Em 2003 era impensável qualquer ato de protesto contra o governo do presidente Luiz Inácio. A esperança em tempos de fartura, a fé no salvador dos humilhados e oprimidos, a caridade simbolizada na propaganda do comovente programa Fome Zero pareciam ser as virtudes praticadas pela sociedade ou pelo menos por quase 53 milhões de eleitores que haviam conduzido ao poder uma espécie de D. Sebastião - um redentor que durante anos seguidos prometera justiça social a partir do ideal socialista.
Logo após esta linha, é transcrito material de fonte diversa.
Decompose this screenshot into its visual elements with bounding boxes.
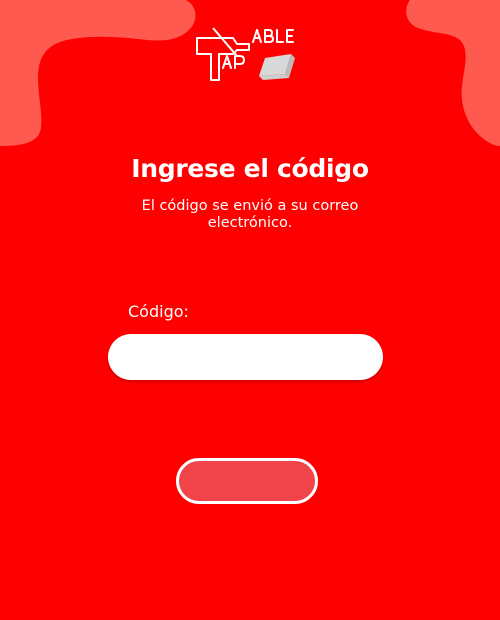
logo-t-icon — [196, 27, 250, 81]
decorative-blob-left — [0, 0, 196, 146]
decorative-blob-right — [406, 0, 500, 146]
page-subtitle: El código se envió a su correo electróni… — [141, 198, 359, 231]
verification-screen: Ingrese el código El código se envió a s… — [0, 0, 500, 620]
code-input[interactable] — [108, 334, 383, 380]
table-tap-logo — [193, 24, 301, 84]
logo-tile-icon — [259, 54, 295, 80]
page-title: Ingrese el código — [131, 154, 369, 183]
code-label: Código: — [128, 302, 189, 321]
submit-button[interactable] — [176, 458, 318, 504]
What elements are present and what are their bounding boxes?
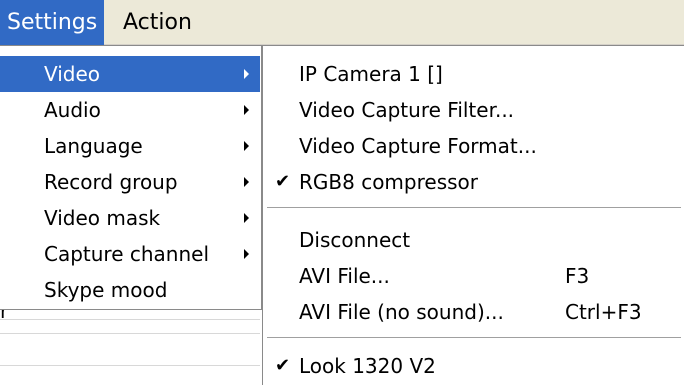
settings-dropdown: Video Audio Language Record group Video …: [0, 45, 262, 310]
background-divider: [0, 365, 260, 366]
menu-item-label: RGB8 compressor: [299, 170, 478, 194]
menu-item-label: IP Camera 1 []: [299, 62, 443, 86]
menu-separator: [267, 207, 681, 209]
menu-item-label: Capture channel: [44, 242, 210, 266]
menu-item-label: Language: [44, 134, 143, 158]
menu-separator: [267, 337, 681, 339]
menu-action[interactable]: Action: [116, 0, 199, 45]
submenu-arrow-icon: [244, 69, 249, 79]
submenu-item-ip-camera[interactable]: IP Camera 1 []: [263, 56, 683, 92]
menu-item-label: Video mask: [44, 206, 161, 230]
menu-item-label: Look 1320 V2: [299, 354, 436, 378]
settings-item-skype-mood[interactable]: Skype mood: [0, 272, 260, 308]
menu-item-label: AVI File...: [299, 264, 390, 288]
submenu-arrow-icon: [244, 141, 249, 151]
checkmark-icon: ✔: [275, 355, 291, 376]
video-submenu: IP Camera 1 [] Video Capture Filter... V…: [262, 45, 684, 385]
submenu-item-video-capture-filter[interactable]: Video Capture Filter...: [263, 92, 683, 128]
shortcut-label: Ctrl+F3: [565, 300, 642, 324]
settings-item-capture-channel[interactable]: Capture channel: [0, 236, 260, 272]
submenu-item-video-capture-format[interactable]: Video Capture Format...: [263, 128, 683, 164]
menu-item-label: Video Capture Filter...: [299, 98, 515, 122]
submenu-arrow-icon: [244, 177, 249, 187]
menu-bar: Settings Action: [0, 0, 684, 45]
submenu-item-avi-file[interactable]: AVI File... F3: [263, 258, 683, 294]
menu-item-label: Audio: [44, 98, 101, 122]
submenu-arrow-icon: [244, 249, 249, 259]
menu-item-label: Disconnect: [299, 228, 411, 252]
menu-item-label: AVI File (no sound)...: [299, 300, 504, 324]
settings-item-record-group[interactable]: Record group: [0, 164, 260, 200]
settings-item-video-mask[interactable]: Video mask: [0, 200, 260, 236]
settings-item-audio[interactable]: Audio: [0, 92, 260, 128]
menu-settings[interactable]: Settings: [0, 0, 105, 45]
submenu-item-look-1320-v2[interactable]: ✔ Look 1320 V2: [263, 348, 683, 384]
menu-item-label: Record group: [44, 170, 178, 194]
submenu-arrow-icon: [244, 105, 249, 115]
menu-item-label: Skype mood: [44, 278, 168, 302]
menu-item-label: Video Capture Format...: [299, 134, 537, 158]
background-divider: [0, 333, 260, 334]
shortcut-label: F3: [565, 264, 590, 288]
menu-item-label: Video: [44, 62, 101, 86]
submenu-item-avi-file-no-sound[interactable]: AVI File (no sound)... Ctrl+F3: [263, 294, 683, 330]
submenu-item-disconnect[interactable]: Disconnect: [263, 222, 683, 258]
background-divider: [0, 319, 260, 320]
checkmark-icon: ✔: [275, 171, 291, 192]
settings-item-video[interactable]: Video: [0, 56, 260, 92]
submenu-arrow-icon: [244, 213, 249, 223]
settings-item-language[interactable]: Language: [0, 128, 260, 164]
submenu-item-rgb8-compressor[interactable]: ✔ RGB8 compressor: [263, 164, 683, 200]
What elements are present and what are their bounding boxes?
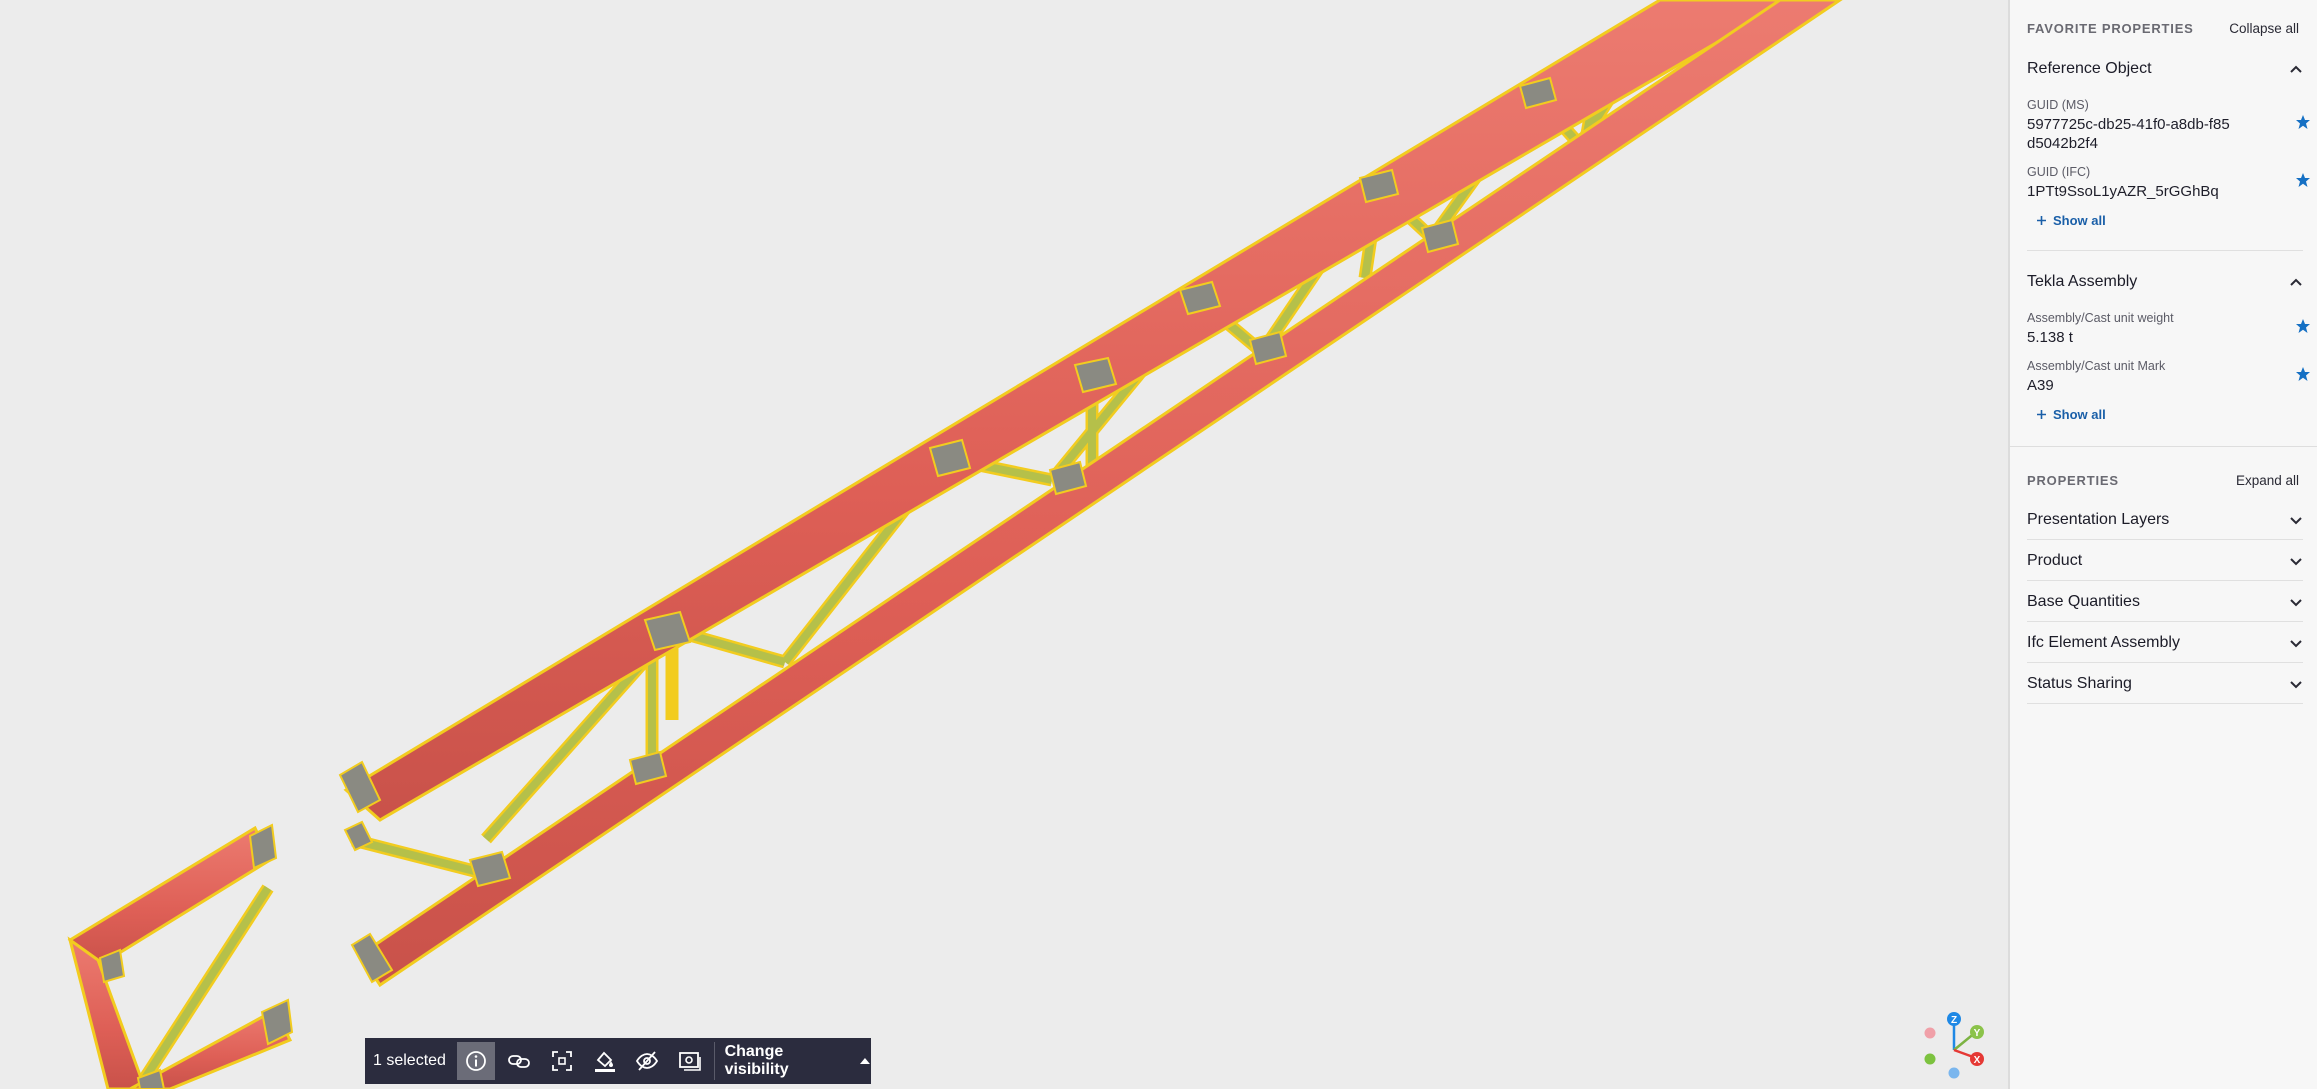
link-icon: [507, 1055, 530, 1068]
group-status-sharing[interactable]: Status Sharing: [2027, 670, 2303, 698]
z-axis-label: Z: [1951, 1015, 1957, 1026]
property-assembly-weight: Assembly/Cast unit weight 5.138 t: [2027, 311, 2303, 347]
negative-x-axis[interactable]: [1924, 1027, 1936, 1039]
plus-icon: [2037, 216, 2046, 225]
star-icon[interactable]: [2295, 366, 2311, 382]
property-guid-ifc: GUID (IFC) 1PTt9SsoL1yAZR_5rGGhBq: [2027, 165, 2303, 201]
property-label: GUID (IFC): [2027, 165, 2091, 179]
property-label: GUID (MS): [2027, 98, 2089, 112]
property-assembly-mark: Assembly/Cast unit Mark A39: [2027, 359, 2303, 395]
selection-toolbar: 1 selected Change visibility: [365, 1038, 871, 1084]
group-title: Base Quantities: [2027, 593, 2140, 610]
info-icon: [466, 1051, 486, 1071]
paint-bucket-icon: [594, 1051, 615, 1072]
divider: [2027, 662, 2303, 663]
chevron-down-icon: [2290, 558, 2302, 566]
property-label: Assembly/Cast unit weight: [2027, 311, 2174, 325]
group-title: Reference Object: [2027, 60, 2152, 77]
isolate-button[interactable]: [671, 1042, 710, 1080]
negative-y-axis[interactable]: [1924, 1053, 1936, 1065]
chevron-down-icon: [2290, 681, 2302, 689]
property-value: 1PTt9SsoL1yAZR_5rGGhBq: [2027, 183, 2219, 200]
chevron-down-icon: [2290, 640, 2302, 648]
divider: [2027, 539, 2303, 540]
show-all-tekla-assembly[interactable]: Show all: [2036, 407, 2106, 422]
group-product[interactable]: Product: [2027, 547, 2303, 575]
group-presentation-layers[interactable]: Presentation Layers: [2027, 506, 2303, 534]
properties-title: PROPERTIES: [2027, 472, 2119, 488]
divider: [2027, 250, 2303, 251]
chevron-up-icon: [2290, 278, 2302, 286]
group-title: Ifc Element Assembly: [2027, 634, 2180, 651]
isolate-icon: [679, 1052, 701, 1071]
divider: [2027, 621, 2303, 622]
property-value: 5977725c-db25-41f0-a8db-f85d5042b2f4: [2027, 116, 2230, 152]
expand-all-button[interactable]: Expand all: [2236, 473, 2299, 488]
group-title: Product: [2027, 552, 2083, 569]
star-icon[interactable]: [2295, 172, 2311, 188]
properties-panel: FAVORITE PROPERTIES Collapse all Referen…: [2008, 0, 2317, 1089]
divider: [2027, 580, 2303, 581]
hide-button[interactable]: [628, 1042, 667, 1080]
divider: [2027, 703, 2303, 704]
property-label: Assembly/Cast unit Mark: [2027, 359, 2166, 373]
properties-header: PROPERTIES Expand all: [2027, 470, 2299, 490]
axis-gizmo[interactable]: Z Y X: [1918, 1006, 1990, 1082]
selection-count: 1 selected: [373, 1052, 446, 1069]
favorite-properties-title: FAVORITE PROPERTIES: [2027, 20, 2194, 36]
group-reference-object[interactable]: Reference Object: [2027, 55, 2303, 83]
property-guid-ms: GUID (MS) 5977725c-db25-41f0-a8db-f85d50…: [2027, 98, 2303, 153]
property-value: 5.138 t: [2027, 329, 2073, 346]
caret-up-icon: [860, 1058, 871, 1064]
info-button[interactable]: [456, 1042, 496, 1080]
collapse-all-button[interactable]: Collapse all: [2229, 21, 2299, 36]
group-base-quantities[interactable]: Base Quantities: [2027, 588, 2303, 616]
star-icon[interactable]: [2295, 318, 2311, 334]
link-button[interactable]: [499, 1042, 538, 1080]
chord-members: [67, 0, 1843, 1089]
section-divider: [2010, 446, 2317, 447]
fit-to-view-button[interactable]: [542, 1042, 581, 1080]
group-title: Presentation Layers: [2027, 511, 2170, 528]
x-axis-label: X: [1974, 1055, 1981, 1066]
change-visibility-label: Change visibility: [724, 1043, 789, 1078]
y-axis-label: Y: [1974, 1028, 1981, 1039]
hide-icon: [636, 1051, 659, 1071]
show-all-reference-object[interactable]: Show all: [2036, 213, 2106, 228]
truss-model[interactable]: [0, 0, 2008, 1089]
favorite-properties-header: FAVORITE PROPERTIES Collapse all: [2027, 18, 2299, 38]
property-value: A39: [2027, 377, 2054, 394]
fit-to-view-icon: [551, 1051, 572, 1071]
chevron-up-icon: [2290, 65, 2302, 73]
plus-icon: [2037, 410, 2046, 419]
model-viewport[interactable]: [0, 0, 2008, 1089]
change-visibility-button[interactable]: Change visibility: [721, 1043, 871, 1079]
chevron-down-icon: [2290, 599, 2302, 607]
show-all-label: Show all: [2053, 407, 2106, 422]
show-all-label: Show all: [2053, 213, 2106, 228]
group-tekla-assembly[interactable]: Tekla Assembly: [2027, 268, 2303, 296]
star-icon[interactable]: [2295, 114, 2311, 130]
chevron-down-icon: [2290, 517, 2302, 525]
group-title: Tekla Assembly: [2027, 273, 2138, 290]
group-title: Status Sharing: [2027, 675, 2132, 692]
group-ifc-element-assembly[interactable]: Ifc Element Assembly: [2027, 629, 2303, 657]
toolbar-separator: [713, 1042, 715, 1080]
negative-z-axis[interactable]: [1948, 1067, 1960, 1079]
paint-button[interactable]: [585, 1042, 624, 1080]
Em 2003 dizia-se que era cedo para qualquer julgamento sobre o eleito e seu governo. Pairavam no imaginário popular sonhos lindos, como 10 milhões de empregos. Ansiava-se pelo várias vezes anunciado espetáculo do crescimento. No altar da pátria, o condutor do povo se oferecia para a adoração de seus seguidores.
Por conta dessas circunstâncias soou quase como uma heresia o protesto do estudante de Direito da Universidade de São Paulo (USP), Ernest Hellmuth, em agosto do ano passado. O fato se deu na solenidade de abertura das comemorações pelos cem anos do Centro Acadêmico XI de Agosto. Depois da bela apresentação da Orquestra da USP, diante das autoridades a postos e do público circunspeto, Hellmuth, num gesto entre nervoso e desajeitado, arremessou uma galinha preta sobre o palanque em que discursava a prefeita do PT, Marta Suplicy. Mas, para a sorte dela, o pobre bicho aterrissou de peito sem atingir o alvo.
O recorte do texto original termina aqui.